Avoir des publics « engagés » devrait permettre de réduire le coût d’acquisition d’une interaction. En d’autre termes, sans augmentation significative des investissements : augmenter le nombre de partages, augmenter le ratio de reach organique / la part de earned media, augmenter la recommandation de pair à pair, augmenter le temps de présence à l’esprit, la revisite sur un site, la réduction du cycle d’achat, la fidélisation de clients etc.

L’engagement, un indicateur fiable… s’il est bien défini.

Pour illustrer, prenons notre point A et notre point B dans le temps : si pour le même montant investi en point A et en point B j’obtiens plus d’interactions totales au point B, on peut sans trop de risque dire que l’investissement a été maîtrisé voire positif, et que les publics sont bien « engagés ». Reste à définir ce qu’est une « interaction » pour chaque marque : nombre d’inscriptions à une newsletter, nombre de mentions de la marque, nombre de partages, nombre de demandes de tests produits, nombre d’avis de consommateurs, et bien sûr nombre de clients, et nombre de fidèles clients.

Et c’est encore mieux si entre ces deux points le montant de l’investissement a baissé et que le nombre d’interactions a augmenté.

Au fond, c’est cela que l’on devrait s’attacher à observer : si on recherche de l’engagement, on doit alors rechercher à diminuer le coût d’acquisition d’une interaction. Et ce qu’on mesurerait alors serait l’évolution du nombre d’interactions entre un point A et un point B, en rapport avec un investissement donné.

Poussons le jeu plus loin et modélisons notre concept, pour obtenir ceci : « On souhaite que la dérivée de l’engagement par rapport au temps soit positive », ce qui en langage mathématique donnerait :

E(tb)−E(ta) / tb−ta > 0

Et en version simplifiée :

E’(t) > 0

(merci @tomsias -twitter- pour les précisions)

En insérant la notion de « temps », de « durée », l’indicateur « engagement » devient non seulement plus consistant, plus cohérent mais il peut en outre devenir un formidable KPI, permettant de déterminer si nos investissements sont rationalisés ou non.

Et c’est a priori valable pour les réseaux sociaux comme pour tout autre point de contact.

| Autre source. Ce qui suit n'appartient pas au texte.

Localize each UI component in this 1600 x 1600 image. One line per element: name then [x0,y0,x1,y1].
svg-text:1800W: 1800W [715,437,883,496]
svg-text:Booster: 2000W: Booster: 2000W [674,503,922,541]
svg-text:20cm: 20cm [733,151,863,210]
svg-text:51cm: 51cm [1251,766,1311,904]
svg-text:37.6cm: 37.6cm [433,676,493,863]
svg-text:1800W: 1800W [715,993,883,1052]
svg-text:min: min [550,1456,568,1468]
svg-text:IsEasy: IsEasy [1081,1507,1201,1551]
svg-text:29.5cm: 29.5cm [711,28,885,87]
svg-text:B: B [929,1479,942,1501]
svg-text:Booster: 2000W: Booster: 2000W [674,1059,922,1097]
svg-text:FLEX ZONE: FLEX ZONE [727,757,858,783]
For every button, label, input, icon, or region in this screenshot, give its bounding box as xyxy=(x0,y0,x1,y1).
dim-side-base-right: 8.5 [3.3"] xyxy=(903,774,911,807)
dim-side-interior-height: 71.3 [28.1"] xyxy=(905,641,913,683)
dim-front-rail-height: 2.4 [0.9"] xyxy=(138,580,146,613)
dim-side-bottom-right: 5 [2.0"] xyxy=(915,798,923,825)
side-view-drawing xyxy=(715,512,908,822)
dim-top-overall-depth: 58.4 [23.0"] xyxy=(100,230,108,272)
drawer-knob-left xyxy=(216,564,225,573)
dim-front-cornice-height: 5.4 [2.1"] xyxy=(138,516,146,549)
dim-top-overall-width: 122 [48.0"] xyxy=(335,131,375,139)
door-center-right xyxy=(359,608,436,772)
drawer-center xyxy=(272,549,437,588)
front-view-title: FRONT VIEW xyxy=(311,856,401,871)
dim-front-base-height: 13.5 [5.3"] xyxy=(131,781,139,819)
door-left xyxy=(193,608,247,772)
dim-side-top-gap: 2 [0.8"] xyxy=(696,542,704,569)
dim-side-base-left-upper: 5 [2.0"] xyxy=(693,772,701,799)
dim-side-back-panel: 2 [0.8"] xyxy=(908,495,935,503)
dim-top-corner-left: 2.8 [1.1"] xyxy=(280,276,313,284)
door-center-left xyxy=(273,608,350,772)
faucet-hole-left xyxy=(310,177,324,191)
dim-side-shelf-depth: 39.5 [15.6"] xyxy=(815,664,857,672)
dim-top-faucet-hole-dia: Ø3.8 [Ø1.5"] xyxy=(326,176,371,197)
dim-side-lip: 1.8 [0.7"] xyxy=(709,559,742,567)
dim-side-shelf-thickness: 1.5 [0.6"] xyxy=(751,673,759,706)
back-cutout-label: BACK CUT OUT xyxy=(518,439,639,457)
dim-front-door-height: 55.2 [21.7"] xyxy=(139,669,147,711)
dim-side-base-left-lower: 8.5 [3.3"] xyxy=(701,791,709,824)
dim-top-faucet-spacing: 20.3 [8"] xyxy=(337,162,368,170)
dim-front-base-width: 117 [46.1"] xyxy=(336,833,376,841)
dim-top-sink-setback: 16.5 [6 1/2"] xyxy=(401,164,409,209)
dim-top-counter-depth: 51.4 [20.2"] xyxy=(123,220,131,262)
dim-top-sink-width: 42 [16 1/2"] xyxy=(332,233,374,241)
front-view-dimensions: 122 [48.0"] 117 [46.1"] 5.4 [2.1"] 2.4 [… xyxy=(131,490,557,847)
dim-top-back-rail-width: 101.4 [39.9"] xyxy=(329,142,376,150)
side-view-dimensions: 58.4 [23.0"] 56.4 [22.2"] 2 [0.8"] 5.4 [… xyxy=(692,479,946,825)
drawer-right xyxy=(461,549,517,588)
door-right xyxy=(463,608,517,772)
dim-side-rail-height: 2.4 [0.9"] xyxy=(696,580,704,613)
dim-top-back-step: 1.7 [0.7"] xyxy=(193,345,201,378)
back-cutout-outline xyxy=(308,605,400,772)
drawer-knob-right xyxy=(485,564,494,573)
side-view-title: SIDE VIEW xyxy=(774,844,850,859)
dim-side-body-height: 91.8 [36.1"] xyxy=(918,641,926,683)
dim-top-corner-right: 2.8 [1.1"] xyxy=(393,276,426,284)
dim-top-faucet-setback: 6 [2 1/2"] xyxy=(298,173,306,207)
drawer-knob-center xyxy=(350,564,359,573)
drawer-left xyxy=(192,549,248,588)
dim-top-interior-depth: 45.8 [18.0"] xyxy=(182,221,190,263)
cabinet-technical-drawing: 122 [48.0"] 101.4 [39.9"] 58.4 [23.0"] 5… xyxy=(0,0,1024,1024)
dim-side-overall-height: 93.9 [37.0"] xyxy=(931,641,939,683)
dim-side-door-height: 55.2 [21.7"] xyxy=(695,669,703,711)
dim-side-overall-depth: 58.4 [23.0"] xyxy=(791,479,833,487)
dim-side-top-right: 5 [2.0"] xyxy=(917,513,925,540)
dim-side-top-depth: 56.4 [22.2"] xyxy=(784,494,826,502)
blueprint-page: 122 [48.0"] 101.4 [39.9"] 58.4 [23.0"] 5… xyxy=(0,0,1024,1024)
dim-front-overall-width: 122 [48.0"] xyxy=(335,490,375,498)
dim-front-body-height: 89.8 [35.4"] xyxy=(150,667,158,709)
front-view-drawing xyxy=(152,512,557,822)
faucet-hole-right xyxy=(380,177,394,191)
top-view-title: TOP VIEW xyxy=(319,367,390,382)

Ce qui va changer, c’est ce qu’on appellera « interaction » ainsi que différents niveaux d’interactions à chaque point de contact (par exemple un partage valant bien plus qu’un like).

Et sachant que pour que ce KPI soit pertinent il doit mesurer les interactions positives et à différents points de contacts ensemble. Plus de commentaires négatifs ou plus de réclamations, c’est certes plus d’interactions, mais cela peut également influer négativement sur d’autres points de contacts : désabonnements, nombre de paniers enregistrés, nombre de partages, et in fine peut-être moins de ventes. C’est là qu’intervient la limite de la stratégie du badbuzz d’ailleurs (normalement vous avez suivi).

L’engagement à l’identique pour toutes les marques ?

L’engagement, contrairement à l’idée habituellement poussée, n’est pas le signe d’une quelconque relation émotionnelle avec une marque, il n’est pas non plus spécifiquement le reflet d’une bonne stratégie de contenu. Il peut être ça, mais un simple “taux de réactivité” (ce qu’est un taux d’engagement aujourd’hui) ne peut pas nous le dire réellement. (nb : ha oui, on peut arrêter aussi du coup avec les “brand love” au passage).

Actuellement comme on l’a vu, il n’est pas le signe de grand chose concernant la marque, puisqu’on l’utilise pour mesurer la performance de publications pour l’essentiel. Et, on peut aimer des contenus en tant que tels sans avoir grand chose à carrer de l’émetteur (demandez autour de vous ce que likent les gens sur facebook et si cela est directement corrélé à l’affection qu’ils ont pour la personne). Sinon : postez des chats ou du porno 5 fois par jour et je vous garantis que votre taux d’interactions sera élevé.

L’engagement, tel que je le conçois, est un indicateur qui me renseigne sur la pérennité de l’implication de publics ou utilisateurs avec « moi, marque ». Et qui m’indique par là, si mes investissements marketing sont « rentables », dans le temps.

Entre une marque « aspirationnelle » (anglicisme inexistant dans le dictionnaire français, au passage), disons plutôt propice à générer une grande affinité, et une marque plus fonctionnelle, utilitaire, il est évident que les moyens pour arriver à une équation positive (et donc un engagement positif) ne seront pas les mêmes. Le principe étant d’avoir augmenté le nombre d’interactions en point B sans avoir augmenté son investissement marketing.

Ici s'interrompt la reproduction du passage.